Smiling, holding hands, we went downstairs. Things had cooled. Budheimer was playing a very gentle ballad to half a dozen quiet punters gathered around the little stage on wooden chairs. I sat in a booth with Rowena leaning against me, her head resting on my chest. I was filled with a blurry feeling of music and love. I was never happier before or since.
Then the world turned, and the sun came up.
The last to leave that perfect night, Rowena and I walked out into the sunlit lane. A yellow light was reflected in the rectangles of windows down the canyon of buildings. And at the horizon, the sun was rising as though through a gap in a monolith. Everything was aligned.
Then a piece of the sky broke away and fell, shattering my world.
A meteor plunged across the skyline, trailing smoke and fire. Rowena's hand clenched mine. The meteor disappeared, and I looked into her eyes.
Then the explosion. A pulse of energy that shattered every window in the street. Glass came down in a rain.
We ducked beneath the awning of the bar, huddled together.
The booming sound wave swept along Qwerty Lane, a horrid wall of noise that made my ears shriek with pain. Glass and rubbish was whipped up. Dust. Rowena was shouting something. Her face was cut, bleeding.
'-do something!'
'What?!' I yelled.
The lane was quiet again. I looked to th
e sky, and saw more meteors falling, smoke trails reaching like tentacles from the depths of space. More destruction on the way.
'Bunker o'clock,' I said.
'We have to help,' said Rowena. 'People will be hurt. Dying.'
Already the city was on fire. My city, which burned and shook and was invaded and flooded and attacked. My city, which was peaceful for two years, two measly years in my long life. As though it was waiting, waiting for me to be happy, not just content, but blissfully happy before it started to rain down shit.
'Pops!'
Rowena was trying to drag me down the lane.
'Rowena,' I said, 'we need to hide. We could die out here!'
Her face creased, pleading.
'But we can help others,' she said.
'I only care about us,' I said. 'About surviving.'
She was confused.
'You want to run from this?' she asked.
Another shock wave blast made us stagger, almost fall. We propped ourselves against the glass sign of Allsop Records.
'You see?' I said. 'We-' Another hurricane of sound hit us, cutting me off. I sought the words that would convince her to flee, to not be brave.
A small meteorite plumed into a building farther down the lane.
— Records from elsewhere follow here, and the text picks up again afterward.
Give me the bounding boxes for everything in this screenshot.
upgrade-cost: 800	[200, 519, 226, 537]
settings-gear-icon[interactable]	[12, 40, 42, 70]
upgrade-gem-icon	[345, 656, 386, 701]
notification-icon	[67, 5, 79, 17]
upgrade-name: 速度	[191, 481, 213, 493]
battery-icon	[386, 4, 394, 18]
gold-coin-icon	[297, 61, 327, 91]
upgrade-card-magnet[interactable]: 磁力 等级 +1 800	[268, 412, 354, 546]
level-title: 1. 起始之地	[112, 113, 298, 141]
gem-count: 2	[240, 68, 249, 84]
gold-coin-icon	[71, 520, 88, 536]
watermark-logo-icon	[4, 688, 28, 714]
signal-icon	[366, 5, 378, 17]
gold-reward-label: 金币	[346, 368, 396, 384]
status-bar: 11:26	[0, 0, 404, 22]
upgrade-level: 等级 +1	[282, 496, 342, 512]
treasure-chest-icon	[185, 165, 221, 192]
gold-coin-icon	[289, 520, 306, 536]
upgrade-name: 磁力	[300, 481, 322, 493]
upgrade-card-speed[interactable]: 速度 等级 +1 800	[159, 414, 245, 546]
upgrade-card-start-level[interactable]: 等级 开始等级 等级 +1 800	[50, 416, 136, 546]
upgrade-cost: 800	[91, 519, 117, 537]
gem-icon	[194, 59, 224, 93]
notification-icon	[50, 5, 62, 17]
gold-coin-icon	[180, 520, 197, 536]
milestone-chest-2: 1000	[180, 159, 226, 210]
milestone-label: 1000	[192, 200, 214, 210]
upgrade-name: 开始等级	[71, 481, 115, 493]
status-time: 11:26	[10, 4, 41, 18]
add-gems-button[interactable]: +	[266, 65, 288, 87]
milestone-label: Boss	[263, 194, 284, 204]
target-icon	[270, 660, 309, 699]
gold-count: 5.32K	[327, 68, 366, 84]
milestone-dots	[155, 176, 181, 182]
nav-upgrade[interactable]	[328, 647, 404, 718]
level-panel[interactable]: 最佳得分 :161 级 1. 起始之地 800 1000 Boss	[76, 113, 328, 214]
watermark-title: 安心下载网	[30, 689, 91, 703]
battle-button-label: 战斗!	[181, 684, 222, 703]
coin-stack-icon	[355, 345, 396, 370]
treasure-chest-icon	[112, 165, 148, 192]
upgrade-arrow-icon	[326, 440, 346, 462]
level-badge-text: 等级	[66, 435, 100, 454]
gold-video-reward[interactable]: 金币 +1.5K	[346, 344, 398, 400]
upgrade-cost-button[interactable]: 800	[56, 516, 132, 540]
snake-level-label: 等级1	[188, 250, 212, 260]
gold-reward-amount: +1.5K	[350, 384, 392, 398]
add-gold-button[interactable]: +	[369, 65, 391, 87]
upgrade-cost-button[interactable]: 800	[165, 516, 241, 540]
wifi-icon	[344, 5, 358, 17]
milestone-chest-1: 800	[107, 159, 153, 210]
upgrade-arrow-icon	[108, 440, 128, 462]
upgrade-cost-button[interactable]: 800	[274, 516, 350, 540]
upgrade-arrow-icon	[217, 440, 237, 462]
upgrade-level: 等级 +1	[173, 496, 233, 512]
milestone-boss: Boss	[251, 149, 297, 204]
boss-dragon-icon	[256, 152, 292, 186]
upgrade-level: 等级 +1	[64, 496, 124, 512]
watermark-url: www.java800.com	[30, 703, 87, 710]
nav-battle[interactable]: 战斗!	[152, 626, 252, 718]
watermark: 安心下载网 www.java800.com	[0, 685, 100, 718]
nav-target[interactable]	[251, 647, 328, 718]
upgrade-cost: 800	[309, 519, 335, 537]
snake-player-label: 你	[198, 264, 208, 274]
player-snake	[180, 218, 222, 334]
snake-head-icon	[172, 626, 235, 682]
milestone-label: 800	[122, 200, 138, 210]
The building crumbled, came down like a child's block tower.
'Pops...' Rowena was crying, her face pleading. 'We can help.'
'We need to help ourselves,' I said, gripping her arm.
Another meteor passed overhead, aligning with the rising sun; the cosmic moment that marked the end of things.
The sun shone again, through a haze of dust.
'Run!' I yelled, letting go of her.
I saw the look in her eye as I moved away. I know she heard me, but she didn't move. The street exploded behind her.
I ran. All the way to the nearest bunker.
Rowena didn't follow.
When I emerged from the bunker, I found that another meteorite had obliterated my bar. There was nothing left but rubble.
I knew early on that Rowena hadn't died. I spotted her on the news the next night, working in triage at the Outer Slocking shelter. So I knew where she was. But I didn't seek her out.